Взяв с полки первую попавшуюся книгу, пролистнув до середины, я прочел, сразу узнавая текст: "Но я в той точке сделал поворот, где гнет всех грузов отовсюду слился"; закрыл, поставил на место, взял следующую; взгляд сразу нашел нужное место: "Отцы и учители, мыслю: "Что есть ад?" Рассуждаю так: "Страдание о том, что нельзя уже более любить"; опять задвинул кирпичик на пустое место в книжной кладке; потянул следующую, которая распахнулась на странице: "Я советую вам хорошенько запомнить то, что я сейчас скажу, ибо это будет вам весьма полезно и послужит утешением в невзгодах, а именно: гоните от себя всяческую мысль о могущих вас постигнуть несчастьях, ибо худшее из всех несчастий – смерть, а коль смерть на поле брани – славная смерть, значит, для вас наилучшее из всех несчастий – это умереть"… Сколько не искал я потом, листая почти наугад, сколько ни загадывал самое что ни есть замысловатое – все книги, которые некогда я удосужился прочесть или даже просто слыхал об их существовании, оказывались под рукой, сами открывались на нужном месте.

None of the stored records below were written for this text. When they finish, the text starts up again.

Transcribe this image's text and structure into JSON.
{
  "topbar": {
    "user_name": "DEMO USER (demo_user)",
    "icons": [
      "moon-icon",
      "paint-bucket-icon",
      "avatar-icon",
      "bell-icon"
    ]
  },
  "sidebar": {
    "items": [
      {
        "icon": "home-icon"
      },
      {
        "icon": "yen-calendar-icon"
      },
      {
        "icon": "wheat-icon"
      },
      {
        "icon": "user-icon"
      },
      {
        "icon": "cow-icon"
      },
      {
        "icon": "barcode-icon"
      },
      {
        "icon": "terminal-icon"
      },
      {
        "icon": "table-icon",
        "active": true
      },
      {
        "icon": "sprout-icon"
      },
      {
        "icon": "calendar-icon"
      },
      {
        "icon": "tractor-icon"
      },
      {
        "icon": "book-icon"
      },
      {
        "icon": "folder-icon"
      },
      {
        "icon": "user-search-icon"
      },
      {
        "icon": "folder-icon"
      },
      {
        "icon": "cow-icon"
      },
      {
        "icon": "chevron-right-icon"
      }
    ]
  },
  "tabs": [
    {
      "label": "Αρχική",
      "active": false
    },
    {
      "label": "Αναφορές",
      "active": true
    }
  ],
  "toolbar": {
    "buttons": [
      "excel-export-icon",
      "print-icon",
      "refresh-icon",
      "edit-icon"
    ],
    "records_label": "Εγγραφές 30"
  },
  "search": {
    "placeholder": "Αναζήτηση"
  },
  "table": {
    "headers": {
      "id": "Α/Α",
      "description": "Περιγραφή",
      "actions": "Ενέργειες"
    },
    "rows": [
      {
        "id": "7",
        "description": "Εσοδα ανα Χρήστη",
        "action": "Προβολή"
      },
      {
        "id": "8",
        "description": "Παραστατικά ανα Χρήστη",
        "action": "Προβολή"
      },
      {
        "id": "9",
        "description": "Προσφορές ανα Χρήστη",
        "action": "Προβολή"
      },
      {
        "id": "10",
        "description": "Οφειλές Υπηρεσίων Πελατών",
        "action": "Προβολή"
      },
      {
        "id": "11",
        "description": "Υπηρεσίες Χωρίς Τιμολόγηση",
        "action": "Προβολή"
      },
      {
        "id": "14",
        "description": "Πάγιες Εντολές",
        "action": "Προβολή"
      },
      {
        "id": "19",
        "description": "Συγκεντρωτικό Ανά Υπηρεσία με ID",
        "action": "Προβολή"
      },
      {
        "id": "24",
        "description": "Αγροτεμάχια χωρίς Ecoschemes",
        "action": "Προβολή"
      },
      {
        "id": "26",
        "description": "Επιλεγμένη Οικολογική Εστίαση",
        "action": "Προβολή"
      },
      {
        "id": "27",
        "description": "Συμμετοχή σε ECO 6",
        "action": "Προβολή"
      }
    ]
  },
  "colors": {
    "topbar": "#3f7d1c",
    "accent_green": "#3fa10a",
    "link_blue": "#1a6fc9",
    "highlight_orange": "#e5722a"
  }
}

– Ну, как вам моя коллекция? – усмехаясь спросил; старик-старьевщик; оказалось, он давно стоит за моей спиной, наблюдая через плечо. – Садитесь, молодой человек, и берите чай, пока не остыл.

– Лет двести, двести пятьдесят гостей у меня тут не было, – отдуваясь, по-стариковски шумно отхлебывая чай из стакана в бронзовом подстаканнике, проговорил он, когда мы сели.

– А бутылки вам зачем? – глотая и обжигая губы, спросил я.

– А на что, позвольте полюбопытствовать, прикажете это все приобретать? – он собирающим жестом обвел свою книжную лавку.

– Что же, это все на бутылки куплено?

– А на что же еще? И на том спасибо. Теперь еще конкуренты появились, не слыхали: издательства теперь по гривеннику за штуку платят. Так-то и получается: в борьбе обретаешь ты право свое, – и, покряхтев, нагнулся за облупленным чайником, наполняя стакан доверху.

– А им-то зачем? – поинтересовался я.

– Вот сами у них и спросите, милостивый государь мой, полюбопытствуйте. Известно, что изымаются из употребления устаревшие издания, как несоответствующие и так далее, вот уж, подлинно, spilorceria, лопедевеговская скаредность, молодой человек, скаредность, – и подул в стакан. – Ладно, давайте о вас. Как же это они умудрились вас так быстро уломать? Вы мне показались, простите, крепким орешком.

Подняв глаза, я посмотрел на его лицо, испещренное стежками-дорожками морщин, прорезанное колеями дорог и переулков, ухабистыми перекрестками шитой-перешитой дряблой кожи, сквозь складки которой (единственно придавая привкус жизненности омертвелому облику и как бы натягивая его на свой внутренний каркас) светились неярким голубоватым сиянием криптоновой лампы глаза. Внезапно мне показалось, что сквозь это старое лицо начинает проступать другое, более молодое и знакомое, точно невидимыми руками кто-то начал разглаживать заскорузлые складки и морщинки, помогая лицевым мускулам туже натянуть свои вожжи; в какой-то миг я почти узнал этот знакомый-презнакомый лик, словно пролистывая толстый фолиант, сдвинул закладку папиросной бумаги, которая закрывала уже проглядывающую гравюру; но вожжи, натянутые слабой рукой, ослабли, и лицо приняло прежнее выражение. Я открыл было рот, сам не зная, что скажу, как объясню свое решение, но он перебил меня:

– Ладно, полноте, не мучьте себя, милостивый государь, и так все знаю, Знал, что не вытерпите, но уж слишком это у вас быстро приключилось. Признаться, думал, что вы на другом поскользнетесь, что для вас, пожалуй, позначительней будет. Работать здесь действительно нельзя, вот еще что тягостно без всяких мысленных границ.

– Как это, – не понял я.

– А вот так это, – он протянул мне лист чистой бумаги и ручку с гусиным пером, на конце которого висела капля чернил.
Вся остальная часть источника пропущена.